Como resultado, o McLaren Artura pesa 1.498 kg em ordem de marcha – nada diferente de qualquer superesportivo não-híbrido (o novo 911 GT3, por exemplo, pesa seus 1.440 kg), mesmo com os componentes de alumínio da carroceria – o metal compõe quase tudo o que se vê por fora, enquanto o compósito é reservado ao “miolo” estrutural. Isto não é novidade, mas o fato de a estrutura abrigar as estruturas de deformação programada duas células de proteção (uma para os ocupantes e outra para a bateria logo atrás deles), sim. E, mesmo com tudo isto, os engenheiros da McLaren conseguiram ficar abaixo do limite de 1.500 kg proposto no início do trabalho de desenvolvimento.

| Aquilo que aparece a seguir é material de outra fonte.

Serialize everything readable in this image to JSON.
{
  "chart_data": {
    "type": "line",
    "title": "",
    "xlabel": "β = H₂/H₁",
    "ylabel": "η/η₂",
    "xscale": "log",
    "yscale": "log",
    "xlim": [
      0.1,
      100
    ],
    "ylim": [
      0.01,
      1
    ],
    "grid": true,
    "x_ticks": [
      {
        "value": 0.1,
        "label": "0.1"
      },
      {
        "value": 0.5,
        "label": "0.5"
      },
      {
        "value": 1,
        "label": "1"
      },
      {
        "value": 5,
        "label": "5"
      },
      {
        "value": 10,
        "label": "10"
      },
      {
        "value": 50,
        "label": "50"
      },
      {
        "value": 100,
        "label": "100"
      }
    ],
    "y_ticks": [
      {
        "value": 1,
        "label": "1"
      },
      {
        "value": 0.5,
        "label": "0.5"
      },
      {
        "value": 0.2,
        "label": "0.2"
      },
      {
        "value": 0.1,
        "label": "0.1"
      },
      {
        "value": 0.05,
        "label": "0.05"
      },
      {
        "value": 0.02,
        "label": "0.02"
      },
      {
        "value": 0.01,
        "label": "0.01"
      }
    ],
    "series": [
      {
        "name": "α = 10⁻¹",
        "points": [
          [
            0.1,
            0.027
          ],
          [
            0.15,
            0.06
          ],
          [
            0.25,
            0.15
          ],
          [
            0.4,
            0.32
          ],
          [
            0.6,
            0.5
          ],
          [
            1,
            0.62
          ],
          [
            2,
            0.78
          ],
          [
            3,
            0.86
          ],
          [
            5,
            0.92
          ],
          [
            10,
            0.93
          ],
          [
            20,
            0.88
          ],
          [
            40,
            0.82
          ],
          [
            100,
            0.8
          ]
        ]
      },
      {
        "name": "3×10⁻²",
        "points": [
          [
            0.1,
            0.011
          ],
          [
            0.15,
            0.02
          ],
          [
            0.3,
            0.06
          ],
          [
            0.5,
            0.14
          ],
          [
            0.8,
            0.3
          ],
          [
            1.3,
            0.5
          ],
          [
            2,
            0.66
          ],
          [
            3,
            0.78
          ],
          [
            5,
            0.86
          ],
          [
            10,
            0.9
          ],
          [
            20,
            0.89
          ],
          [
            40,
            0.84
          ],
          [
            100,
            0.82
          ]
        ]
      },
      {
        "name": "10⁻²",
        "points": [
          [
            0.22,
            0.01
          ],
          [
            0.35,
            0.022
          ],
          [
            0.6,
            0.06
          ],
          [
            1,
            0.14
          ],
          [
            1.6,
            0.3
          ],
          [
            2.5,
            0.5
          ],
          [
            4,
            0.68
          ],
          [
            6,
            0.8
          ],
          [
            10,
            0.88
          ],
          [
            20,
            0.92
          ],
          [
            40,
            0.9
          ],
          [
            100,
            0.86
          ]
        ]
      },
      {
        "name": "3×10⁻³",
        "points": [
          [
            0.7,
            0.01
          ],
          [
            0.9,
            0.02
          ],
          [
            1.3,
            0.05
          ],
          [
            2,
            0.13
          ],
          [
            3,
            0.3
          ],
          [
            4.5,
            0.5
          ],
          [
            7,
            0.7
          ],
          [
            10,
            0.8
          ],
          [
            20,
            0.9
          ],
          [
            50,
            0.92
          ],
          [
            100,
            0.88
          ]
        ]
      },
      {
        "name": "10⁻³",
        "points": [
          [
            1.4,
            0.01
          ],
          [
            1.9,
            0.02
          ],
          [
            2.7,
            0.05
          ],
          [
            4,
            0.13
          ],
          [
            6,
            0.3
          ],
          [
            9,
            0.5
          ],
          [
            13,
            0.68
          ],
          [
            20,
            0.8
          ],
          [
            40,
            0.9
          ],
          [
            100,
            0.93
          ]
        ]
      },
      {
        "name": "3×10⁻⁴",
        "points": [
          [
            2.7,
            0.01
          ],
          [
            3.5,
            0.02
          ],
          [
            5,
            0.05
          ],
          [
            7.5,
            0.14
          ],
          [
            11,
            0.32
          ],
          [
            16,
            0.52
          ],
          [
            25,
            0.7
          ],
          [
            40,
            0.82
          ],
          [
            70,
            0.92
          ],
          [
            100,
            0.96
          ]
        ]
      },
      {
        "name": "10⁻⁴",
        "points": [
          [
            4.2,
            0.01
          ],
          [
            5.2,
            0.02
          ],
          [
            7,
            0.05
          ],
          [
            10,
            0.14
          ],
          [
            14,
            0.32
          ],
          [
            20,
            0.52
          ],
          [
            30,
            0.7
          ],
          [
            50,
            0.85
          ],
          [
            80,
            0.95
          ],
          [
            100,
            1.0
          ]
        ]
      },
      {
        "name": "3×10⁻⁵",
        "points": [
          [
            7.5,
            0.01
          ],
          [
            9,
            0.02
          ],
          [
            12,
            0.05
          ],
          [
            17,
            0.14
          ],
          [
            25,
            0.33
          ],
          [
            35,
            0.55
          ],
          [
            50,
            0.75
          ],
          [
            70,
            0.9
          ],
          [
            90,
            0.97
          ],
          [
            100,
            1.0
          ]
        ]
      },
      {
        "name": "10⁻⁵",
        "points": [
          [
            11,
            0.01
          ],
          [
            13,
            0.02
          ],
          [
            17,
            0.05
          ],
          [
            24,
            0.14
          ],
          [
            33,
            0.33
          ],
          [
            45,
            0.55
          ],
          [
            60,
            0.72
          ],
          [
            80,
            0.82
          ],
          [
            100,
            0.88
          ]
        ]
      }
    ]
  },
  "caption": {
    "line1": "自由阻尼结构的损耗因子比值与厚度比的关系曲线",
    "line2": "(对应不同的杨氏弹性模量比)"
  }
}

Isto se deve, em parte, ao baixo peso do conjunto híbrido: apenas 130 kg, sendo 88 kg das baterias, 15 kg do motor elétrico e o restante correspondente aos componentes agregados. Mas o próprio motor V6 de três litros também faz sua parte. Com dois cilindros a menos, ele também é mais 40 kg mais leve. E mais compacto: os turbos agora são alojados no vão entre as bancadas de cilindros (configuração hot-vee), que são separadas por um ângulo de 120° e, com isto, o V6 é 220 mm mais estreito que o V8 – mesmo que este tivesse um ângulo mais fechado, de 90°. Desta forma, o V6 fica posicionado mais baixo no monocoque, o que ajuda a deixar o centro de gravidade mais perto do chão.
O motor V6 entrega 585 cv e 59,6 kgfm de torque, mas não trabalha sozinho: o restante da força é gerada pelo motor elétrico de 95 cv ee 22,9 kgfm – chega-se, assim, a 680 cv e 73,4 kgfm de torque. O motor elétrico fica alojado junto à transmissão de dupla embreagem e oito marchas. Um detalhe curioso é que este câmbio não possui marcha à ré: para manobrar, o Artura utiliza exclusivamente o motor elétrico – ele simplesmente gira ao contrário para que o carro ande para trás. Falando nisso, a autonomia no modo elétrico é de 30 km com uma carga – o bastante para ir e voltar do trabalho, caso alguém decida colocar seu Artura no trânsito, com velocidade máxima de 130 km/h.
A bateria de 7,4 kWh leva 2h30 para chegar a 80% da capacidade com um cabo comum, mas também é possível carregá-la usando o próprio motor a combustão ao selecionar o modo adequado.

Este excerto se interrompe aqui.